What is that problem? Simply stated, one cause of sin is simple selfishness. The creation of the family is a gift of God, but we also find them to be riddled with deceit and manipulation throughout the family system. As sinners, we are inclined to try to get what we need to be happiness at the expense of what others need. One way we often use to get what we want is by not telling the truth. In so doing, we live a lie. Even worse, sometimes we try to get happy by inflicting pain and suffering on someone else. We will sacrifice the well being of others so that we can have what we desire. This happens not only in human families, but among the nations as well.
For instance, on a recent trip to England I learned about the British Empire and their colony, India. The British believed that God chose them to rule their colonies. The prime minister, Winston Churchill said that God gave them the people of India because they were incapable of governing themselves.
The Indian leader liked Jesus principals of a kingdom filled with God’s peace, but he saw that British Empire, who called themselves Christians, prone to violence and arrogance. In a discussion about Christianity, Gandhi said, “I would become a Christian, if I ever met one.” With Gandhi’s encounter with leaders like Churchhill, who claimed to be Christian, this was a theological challenge to the British assumptions about their Empire. Gandhi caught the British in their own self deception and lie.

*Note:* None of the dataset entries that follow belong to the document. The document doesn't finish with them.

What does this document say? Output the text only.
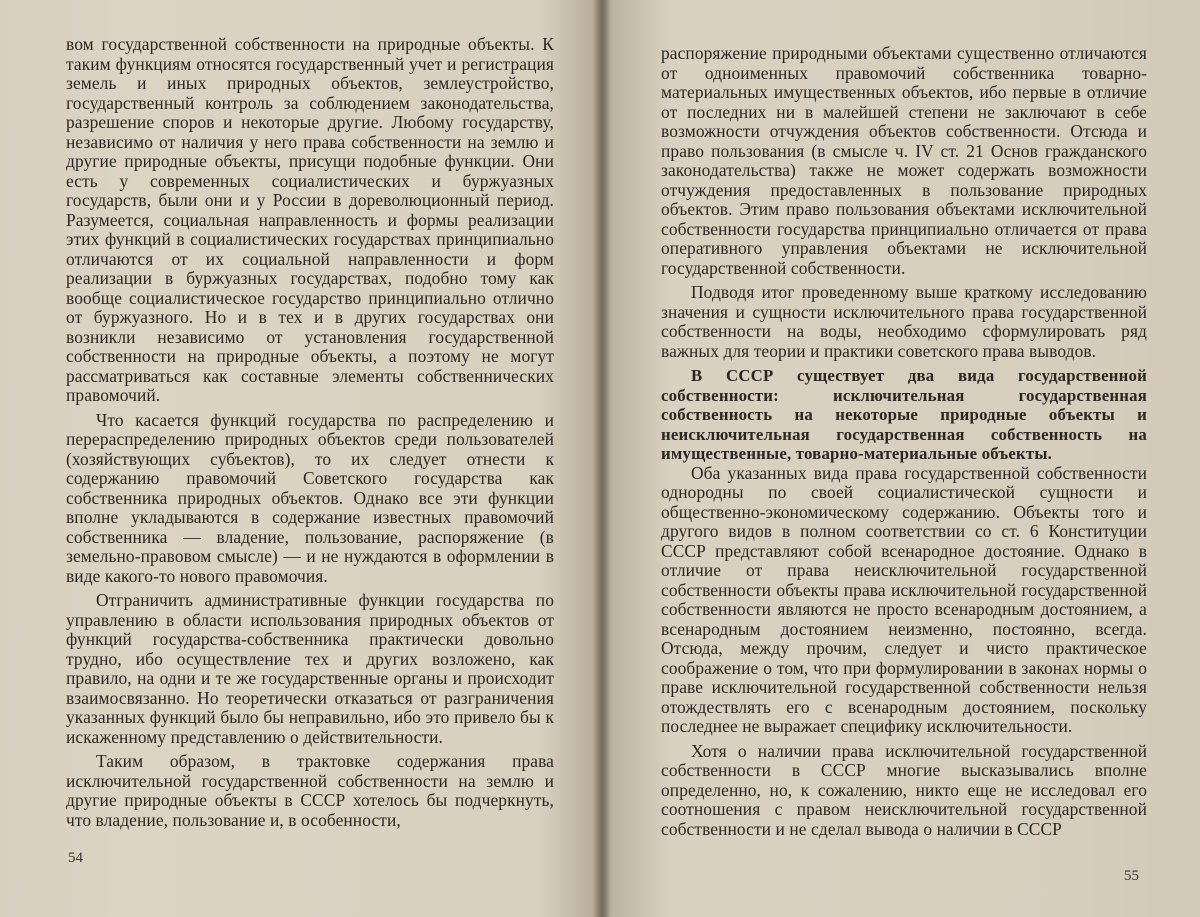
вом государственной собственности на природные объекты. К таким функциям относятся государственный учет и регистрация земель и иных природных объектов, землеустройство, государственный контроль за соблюдением законодательства, разрешение споров и некоторые другие. Любому государству, независимо от наличия у него права собственности на землю и другие природные объекты, присущи подобные функции. Они есть у современных социалистических и буржуазных государств, были они и у России в дореволюционный период. Разумеется, социальная направленность и формы реализации этих функций в социалистических государствах принципиально отличаются от их социальной направленности и форм реализации в буржуазных государствах, подобно тому как вообще социалистическое государство принципиально отлично от буржуазного. Но и в тех и в других государствах они возникли независимо от установления государственной собственности на природные объекты, а поэтому не могут рассматриваться как составные элементы собственнических правомочий.

Что касается функций государства по распределению и перераспределению природных объектов среди пользователей (хозяйствующих субъектов), то их следует отнести к содержанию правомочий Советского государства как собственника природных объектов. Однако все эти функции вполне укладываются в содержание известных правомочий собственника — владение, пользование, распоряжение (в земельно-правовом смысле) — и не нуждаются в оформлении в виде какого-то нового правомочия.

Отграничить административные функции государства по управлению в области использования природных объектов от функций государства-собственника практически довольно трудно, ибо осуществление тех и других возложено, как правило, на одни и те же государственные органы и происходит взаимосвязанно. Но теоретически отказаться от разграничения указанных функций было бы неправильно, ибо это привело бы к искаженному представлению о действительности.

Таким образом, в трактовке содержания права исключительной государственной собственности на землю и другие природные объекты в СССР хотелось бы подчеркнуть, что владение, пользование и, в особенности,

54

распоряжение природными объектами существенно отличаются от одноименных правомочий собственника товарно-материальных имущественных объектов, ибо первые в отличие от последних ни в малейшей степени не заключают в себе возможности отчуждения объектов собственности. Отсюда и право пользования (в смысле ч. IV ст. 21 Основ гражданского законодательства) также не может содержать возможности отчуждения предоставленных в пользование природных объектов. Этим право пользования объектами исключительной собственности государства принципиально отличается от права оперативного управления объектами не исключительной государственной собственности.

Подводя итог проведенному выше краткому исследованию значения и сущности исключительного права государственной собственности на воды, необходимо сформулировать ряд важных для теории и практики советского права выводов.

В СССР существует два вида государственной собственности: исключительная государственная собственность на некоторые природные объекты и неисключительная государственная собственность на имущественные, товарно-материальные объекты.

Оба указанных вида права государственной собственности однородны по своей социалистической сущности и общественно-экономическому содержанию. Объекты того и другого видов в полном соответствии со ст. 6 Конституции СССР представляют собой всенародное достояние. Однако в отличие от права неисключительной государственной собственности объекты права исключительной государственной собственности являются не просто всенародным достоянием, а всенародным достоянием неизменно, постоянно, всегда. Отсюда, между прочим, следует и чисто практическое соображение о том, что при формулировании в законах нормы о праве исключительной государственной собственности нельзя отождествлять его с всенародным достоянием, поскольку последнее не выражает специфику исключительности.

Хотя о наличии права исключительной государственной собственности в СССР многие высказывались вполне определенно, но, к сожалению, никто еще не исследовал его соотношения с правом неисключительной государственной собственности и не сделал вывода о наличии в СССР

55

Gandhi led a nonviolent revolution in India that won their freedom from the British. And today, India has a thriving economy and is a powerful nation. (I think I was talking to someone from India the last time I called for help with one of my appliances.) Now this is just a sign of the times we live in.
In the next few verses of our reading, Jesus went on to ask if they could read the signs of the times, calling his challengers hypocrites. I hear him calling us to oppose all hypocrisy and arrogance in the whole human family. What are the signs of our times?
Do you see that foreclosures on homes are at an all-time high? Wars and violence happen with such frequency, it’s old news until it happens to us. Today we heard that over 600 people a day are homeless in this affluent city. Jesus saw these things as signs that God was going to have to do something, and establish a new kingdom to rule the universe.
The good news is that Jesus chose to be the first to suffer for the sake of God’s kingdom by his cross. He succumbed to the sin of lies and hypocrisy, manipulation and deception, and died to forgive our sin. He didn’t do it by inflicting harm or ignoring someone else's suffering. He didn’t call for revenge on us when we crucified him. Rather, he forgave us and became for us the victim of our sin. God raised him from the deathly consequences of human sin and gave him the victory. And the amazing grace is that all who follow Christ have that victory! Every family, every city, every nation, all people are the winners in God’s kingdom.
And Jesus our brother calls us to be part of a new family, one that first shares in each other's pain and suffering, but that also grows stronger together in love. We grow stronger because we have faith and hope that in God’s kingdom, pain and suffering will be no more.
At the center of our worship is the altar, a table, and Jesus is calling us for our family dinner. It came top through the pain and suffering, the body and blood so that it is now a victory celebration. It calls us toward the day God’s victory over all sin and death when Jesus comes again to rule the heaven and the earth. We're here for a foretaste of a great feast to come. Come, Lord Jesus! Amen!